In this study, we have shown that along with well-known factors, such as hypercholesterolemia and high blood pressure level, the prognosis of hypertensive patients is influenced by regulatory and hemodynamic parameters. Variations of the indicators of autonomic regulation (such as diminished Valsalva indices and vasomotor reactivity, inadequate orthostatic reaction, increased BPV, and total peripheral resistance, especially in combination with high blood pressure and cholesterol level) are associated with the development of life-threatening complications in hypertensive patients as well. Although these indicators are very informative, they are not evaluated during the routine examination of patients with cardiovascular diseases. The cause of unfavorable changes of autonomic regulation of blood circulation in these patients remains unclear; nonetheless, their use as indicators of disease prognosis could be of great practical importance and serve as a signal for intensification of therapy. These changes require both the closer control of blood pressure and prescription of cholesterol-decreasing medicine. The main limitation of the study is that it was carried out in a small cohort of hypertensive patients. Therefore, further investigation of the observed phenomena should be performed in a larger population by multicenter study. Moreover, detailed research aimed to understand the reasons of unfavorable changes of systemic hemodynamic and autonomic regulation is to be carried out.
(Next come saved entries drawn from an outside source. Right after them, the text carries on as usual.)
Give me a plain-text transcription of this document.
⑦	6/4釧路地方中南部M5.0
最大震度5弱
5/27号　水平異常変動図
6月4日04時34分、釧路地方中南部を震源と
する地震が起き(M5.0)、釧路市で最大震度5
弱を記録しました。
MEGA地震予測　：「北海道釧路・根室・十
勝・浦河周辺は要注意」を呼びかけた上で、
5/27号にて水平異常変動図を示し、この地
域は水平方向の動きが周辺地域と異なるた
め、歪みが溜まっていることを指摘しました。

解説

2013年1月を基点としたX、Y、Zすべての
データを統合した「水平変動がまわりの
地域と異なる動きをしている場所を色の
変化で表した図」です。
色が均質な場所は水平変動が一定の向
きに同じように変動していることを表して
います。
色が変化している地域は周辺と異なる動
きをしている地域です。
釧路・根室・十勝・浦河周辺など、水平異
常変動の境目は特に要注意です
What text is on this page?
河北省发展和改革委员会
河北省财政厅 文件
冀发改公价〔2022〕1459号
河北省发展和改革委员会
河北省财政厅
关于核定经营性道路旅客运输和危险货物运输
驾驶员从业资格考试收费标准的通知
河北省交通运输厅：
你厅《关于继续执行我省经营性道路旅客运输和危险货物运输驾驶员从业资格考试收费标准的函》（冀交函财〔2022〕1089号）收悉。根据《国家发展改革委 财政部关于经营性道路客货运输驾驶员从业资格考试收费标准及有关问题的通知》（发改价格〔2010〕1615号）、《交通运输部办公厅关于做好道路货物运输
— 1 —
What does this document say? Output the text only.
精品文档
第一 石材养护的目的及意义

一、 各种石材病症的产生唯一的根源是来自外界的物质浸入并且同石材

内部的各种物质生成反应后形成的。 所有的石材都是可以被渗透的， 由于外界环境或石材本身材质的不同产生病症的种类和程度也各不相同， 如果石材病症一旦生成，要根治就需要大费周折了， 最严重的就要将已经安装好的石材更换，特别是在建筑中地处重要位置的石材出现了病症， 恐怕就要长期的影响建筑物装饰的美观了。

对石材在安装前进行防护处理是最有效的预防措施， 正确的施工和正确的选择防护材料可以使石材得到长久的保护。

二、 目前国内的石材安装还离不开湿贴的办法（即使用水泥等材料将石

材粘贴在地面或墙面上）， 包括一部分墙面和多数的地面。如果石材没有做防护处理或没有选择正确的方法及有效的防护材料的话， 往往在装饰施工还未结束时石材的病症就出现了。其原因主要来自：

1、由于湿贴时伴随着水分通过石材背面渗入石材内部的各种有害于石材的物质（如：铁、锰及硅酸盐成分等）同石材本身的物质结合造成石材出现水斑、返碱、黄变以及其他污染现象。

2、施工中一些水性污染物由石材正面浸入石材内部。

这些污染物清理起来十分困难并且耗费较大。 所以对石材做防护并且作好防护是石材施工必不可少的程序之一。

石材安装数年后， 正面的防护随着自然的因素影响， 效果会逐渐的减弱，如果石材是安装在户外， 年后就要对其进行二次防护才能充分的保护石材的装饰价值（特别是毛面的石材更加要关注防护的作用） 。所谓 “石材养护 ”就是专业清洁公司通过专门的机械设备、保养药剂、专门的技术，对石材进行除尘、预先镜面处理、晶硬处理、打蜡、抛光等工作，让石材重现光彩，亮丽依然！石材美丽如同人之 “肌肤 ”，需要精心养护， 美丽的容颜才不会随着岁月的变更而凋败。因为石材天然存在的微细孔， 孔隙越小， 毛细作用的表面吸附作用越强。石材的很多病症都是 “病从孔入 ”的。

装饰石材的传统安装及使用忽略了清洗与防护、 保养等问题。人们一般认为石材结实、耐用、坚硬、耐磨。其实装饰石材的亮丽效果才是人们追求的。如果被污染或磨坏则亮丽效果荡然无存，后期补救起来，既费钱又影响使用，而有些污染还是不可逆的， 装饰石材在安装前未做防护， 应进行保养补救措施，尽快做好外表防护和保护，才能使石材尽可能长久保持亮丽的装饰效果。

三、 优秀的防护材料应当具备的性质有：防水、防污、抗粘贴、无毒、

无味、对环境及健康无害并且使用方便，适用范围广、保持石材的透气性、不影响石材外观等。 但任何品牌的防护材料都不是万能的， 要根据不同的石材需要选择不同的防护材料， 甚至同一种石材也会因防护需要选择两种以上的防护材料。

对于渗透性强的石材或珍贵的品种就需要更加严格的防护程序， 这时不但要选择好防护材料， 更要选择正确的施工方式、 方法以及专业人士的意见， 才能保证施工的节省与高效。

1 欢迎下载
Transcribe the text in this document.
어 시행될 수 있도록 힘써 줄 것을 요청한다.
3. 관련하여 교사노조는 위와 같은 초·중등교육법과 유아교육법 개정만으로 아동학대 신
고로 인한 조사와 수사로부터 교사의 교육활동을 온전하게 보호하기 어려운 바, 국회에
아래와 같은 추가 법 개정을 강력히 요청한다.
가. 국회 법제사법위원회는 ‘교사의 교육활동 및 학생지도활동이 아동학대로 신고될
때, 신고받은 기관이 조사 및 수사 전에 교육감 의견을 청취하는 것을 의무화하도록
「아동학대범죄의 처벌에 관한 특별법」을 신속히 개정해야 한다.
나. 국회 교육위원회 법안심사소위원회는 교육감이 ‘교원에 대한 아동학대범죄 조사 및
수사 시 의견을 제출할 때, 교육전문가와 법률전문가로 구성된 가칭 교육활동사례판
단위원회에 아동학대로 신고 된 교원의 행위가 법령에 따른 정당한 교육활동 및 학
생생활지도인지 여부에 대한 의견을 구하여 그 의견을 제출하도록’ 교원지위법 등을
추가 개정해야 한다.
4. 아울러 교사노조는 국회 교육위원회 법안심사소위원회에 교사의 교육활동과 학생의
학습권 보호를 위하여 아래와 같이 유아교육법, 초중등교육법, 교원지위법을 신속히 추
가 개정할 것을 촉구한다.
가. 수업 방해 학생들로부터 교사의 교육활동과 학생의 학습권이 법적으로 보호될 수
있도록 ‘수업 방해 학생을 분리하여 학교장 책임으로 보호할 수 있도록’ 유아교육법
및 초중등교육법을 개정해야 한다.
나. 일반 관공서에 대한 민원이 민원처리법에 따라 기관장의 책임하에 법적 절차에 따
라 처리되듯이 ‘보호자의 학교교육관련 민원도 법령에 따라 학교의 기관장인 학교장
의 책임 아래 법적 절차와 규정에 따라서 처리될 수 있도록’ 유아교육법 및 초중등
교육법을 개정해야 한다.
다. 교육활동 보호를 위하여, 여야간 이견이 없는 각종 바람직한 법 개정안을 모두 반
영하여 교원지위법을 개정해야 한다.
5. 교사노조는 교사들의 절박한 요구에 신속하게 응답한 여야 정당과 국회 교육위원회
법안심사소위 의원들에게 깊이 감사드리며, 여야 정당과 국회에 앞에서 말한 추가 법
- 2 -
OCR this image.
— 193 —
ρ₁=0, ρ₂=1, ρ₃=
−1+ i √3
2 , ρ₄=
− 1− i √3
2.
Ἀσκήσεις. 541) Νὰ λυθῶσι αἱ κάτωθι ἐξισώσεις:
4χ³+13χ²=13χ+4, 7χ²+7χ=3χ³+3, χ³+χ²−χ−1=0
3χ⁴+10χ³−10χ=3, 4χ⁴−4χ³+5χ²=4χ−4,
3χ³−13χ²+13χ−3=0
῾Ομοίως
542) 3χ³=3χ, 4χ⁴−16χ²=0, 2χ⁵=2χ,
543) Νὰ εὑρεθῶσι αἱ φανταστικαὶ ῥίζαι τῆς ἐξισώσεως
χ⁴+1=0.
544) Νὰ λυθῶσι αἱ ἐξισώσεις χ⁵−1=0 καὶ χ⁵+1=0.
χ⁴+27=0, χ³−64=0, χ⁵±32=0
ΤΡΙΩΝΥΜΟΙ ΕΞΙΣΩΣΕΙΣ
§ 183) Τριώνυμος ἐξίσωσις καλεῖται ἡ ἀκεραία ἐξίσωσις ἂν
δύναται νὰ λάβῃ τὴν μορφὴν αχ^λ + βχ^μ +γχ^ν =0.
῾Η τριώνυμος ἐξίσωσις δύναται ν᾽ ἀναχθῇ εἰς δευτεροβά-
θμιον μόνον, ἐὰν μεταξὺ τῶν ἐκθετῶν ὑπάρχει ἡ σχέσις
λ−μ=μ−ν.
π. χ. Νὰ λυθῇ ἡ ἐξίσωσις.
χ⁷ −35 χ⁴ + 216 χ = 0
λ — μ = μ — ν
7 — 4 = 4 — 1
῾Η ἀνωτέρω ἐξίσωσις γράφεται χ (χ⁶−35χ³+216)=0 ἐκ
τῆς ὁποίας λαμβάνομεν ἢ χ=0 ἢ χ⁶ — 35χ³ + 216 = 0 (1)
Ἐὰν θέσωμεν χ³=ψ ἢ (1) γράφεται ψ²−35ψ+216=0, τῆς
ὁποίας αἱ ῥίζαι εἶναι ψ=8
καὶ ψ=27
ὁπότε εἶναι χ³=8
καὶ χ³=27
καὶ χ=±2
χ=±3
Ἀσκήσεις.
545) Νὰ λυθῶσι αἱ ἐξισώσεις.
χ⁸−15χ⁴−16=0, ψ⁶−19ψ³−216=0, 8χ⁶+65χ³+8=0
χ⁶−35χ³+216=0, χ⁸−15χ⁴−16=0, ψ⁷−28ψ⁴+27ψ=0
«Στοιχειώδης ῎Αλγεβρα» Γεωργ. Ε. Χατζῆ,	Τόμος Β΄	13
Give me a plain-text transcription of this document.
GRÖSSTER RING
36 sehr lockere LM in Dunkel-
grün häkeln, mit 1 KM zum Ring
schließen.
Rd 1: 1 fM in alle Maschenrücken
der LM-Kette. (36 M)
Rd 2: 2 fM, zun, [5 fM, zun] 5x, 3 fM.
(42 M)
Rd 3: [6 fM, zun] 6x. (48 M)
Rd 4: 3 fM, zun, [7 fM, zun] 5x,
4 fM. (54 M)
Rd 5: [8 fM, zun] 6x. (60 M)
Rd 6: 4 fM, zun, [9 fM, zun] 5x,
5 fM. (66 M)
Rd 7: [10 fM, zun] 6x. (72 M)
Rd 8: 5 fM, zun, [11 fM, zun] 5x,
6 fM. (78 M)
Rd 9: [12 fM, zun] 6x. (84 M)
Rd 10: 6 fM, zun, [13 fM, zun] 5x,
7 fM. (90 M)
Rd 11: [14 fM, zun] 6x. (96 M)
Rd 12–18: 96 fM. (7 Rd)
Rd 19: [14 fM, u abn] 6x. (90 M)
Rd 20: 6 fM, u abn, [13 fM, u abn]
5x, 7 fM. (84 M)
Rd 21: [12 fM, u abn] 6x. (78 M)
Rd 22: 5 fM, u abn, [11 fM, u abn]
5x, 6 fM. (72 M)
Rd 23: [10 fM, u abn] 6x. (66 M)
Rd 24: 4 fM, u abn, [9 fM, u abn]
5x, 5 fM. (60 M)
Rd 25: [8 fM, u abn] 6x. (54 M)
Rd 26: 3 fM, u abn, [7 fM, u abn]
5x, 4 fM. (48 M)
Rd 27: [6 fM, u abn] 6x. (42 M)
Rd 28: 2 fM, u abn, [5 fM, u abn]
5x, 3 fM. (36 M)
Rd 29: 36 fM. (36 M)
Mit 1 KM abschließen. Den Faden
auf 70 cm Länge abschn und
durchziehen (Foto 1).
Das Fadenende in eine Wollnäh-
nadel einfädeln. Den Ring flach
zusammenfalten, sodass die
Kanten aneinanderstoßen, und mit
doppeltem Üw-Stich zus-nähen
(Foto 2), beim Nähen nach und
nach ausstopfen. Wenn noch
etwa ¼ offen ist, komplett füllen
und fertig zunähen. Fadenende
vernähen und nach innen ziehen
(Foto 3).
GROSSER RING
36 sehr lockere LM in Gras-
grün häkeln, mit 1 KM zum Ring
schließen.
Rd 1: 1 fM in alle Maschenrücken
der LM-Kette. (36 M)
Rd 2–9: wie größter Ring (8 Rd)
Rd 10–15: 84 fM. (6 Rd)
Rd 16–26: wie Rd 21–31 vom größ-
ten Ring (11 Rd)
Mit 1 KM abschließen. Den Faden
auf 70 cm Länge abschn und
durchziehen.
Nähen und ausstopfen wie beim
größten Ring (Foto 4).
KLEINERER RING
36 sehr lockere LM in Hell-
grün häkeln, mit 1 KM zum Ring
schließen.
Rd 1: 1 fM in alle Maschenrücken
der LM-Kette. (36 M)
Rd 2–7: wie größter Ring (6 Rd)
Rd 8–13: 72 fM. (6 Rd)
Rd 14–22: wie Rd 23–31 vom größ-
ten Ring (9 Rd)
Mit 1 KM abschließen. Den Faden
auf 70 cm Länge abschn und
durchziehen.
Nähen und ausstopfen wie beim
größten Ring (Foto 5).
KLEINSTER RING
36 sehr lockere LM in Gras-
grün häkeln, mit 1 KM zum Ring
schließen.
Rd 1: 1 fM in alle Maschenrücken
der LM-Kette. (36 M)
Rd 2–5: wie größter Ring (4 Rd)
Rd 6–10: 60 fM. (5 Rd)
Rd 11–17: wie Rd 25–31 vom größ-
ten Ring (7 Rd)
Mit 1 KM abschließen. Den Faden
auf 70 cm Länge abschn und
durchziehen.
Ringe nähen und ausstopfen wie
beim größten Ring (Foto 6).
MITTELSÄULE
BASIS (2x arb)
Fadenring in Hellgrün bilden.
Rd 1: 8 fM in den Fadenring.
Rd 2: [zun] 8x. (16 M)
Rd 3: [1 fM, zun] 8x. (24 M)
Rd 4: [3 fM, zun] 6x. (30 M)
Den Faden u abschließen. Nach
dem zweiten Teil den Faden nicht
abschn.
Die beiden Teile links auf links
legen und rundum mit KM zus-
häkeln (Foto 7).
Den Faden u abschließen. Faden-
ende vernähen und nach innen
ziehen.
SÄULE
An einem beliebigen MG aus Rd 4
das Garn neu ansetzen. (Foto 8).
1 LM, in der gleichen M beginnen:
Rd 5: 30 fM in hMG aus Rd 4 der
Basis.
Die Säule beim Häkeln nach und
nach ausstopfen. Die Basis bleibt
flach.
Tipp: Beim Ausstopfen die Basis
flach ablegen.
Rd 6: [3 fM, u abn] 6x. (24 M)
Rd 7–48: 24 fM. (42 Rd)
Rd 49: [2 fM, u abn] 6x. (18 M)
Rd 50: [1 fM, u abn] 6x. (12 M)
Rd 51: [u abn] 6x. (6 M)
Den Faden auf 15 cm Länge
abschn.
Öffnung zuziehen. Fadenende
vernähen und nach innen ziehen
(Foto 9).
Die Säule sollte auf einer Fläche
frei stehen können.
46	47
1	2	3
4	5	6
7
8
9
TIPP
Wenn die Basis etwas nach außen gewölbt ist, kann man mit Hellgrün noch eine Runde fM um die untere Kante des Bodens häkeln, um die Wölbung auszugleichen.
It is also necessary to conduct a research, the purpose of which would be to study the long-term effects of adequate correction of hemodynamic parameters and lipid metabolism in terms of autonomic regulation and their relationship to outcomes in patients with hypertension not complicated by severe myocardial dysfunction.

Abbreviations

ABR:Arterial baroreflex
ACC:Associated clinical conditions
BP:Blood pressure
BPV:Blood pressure variability
ECG:Electrocardiogram
TPR:Total peripheral resistance.

Data Availability

The data sets supporting the conclusions of this article are included within the article.

Conflicts of Interest

The authors declare that they have no conflicts of interest.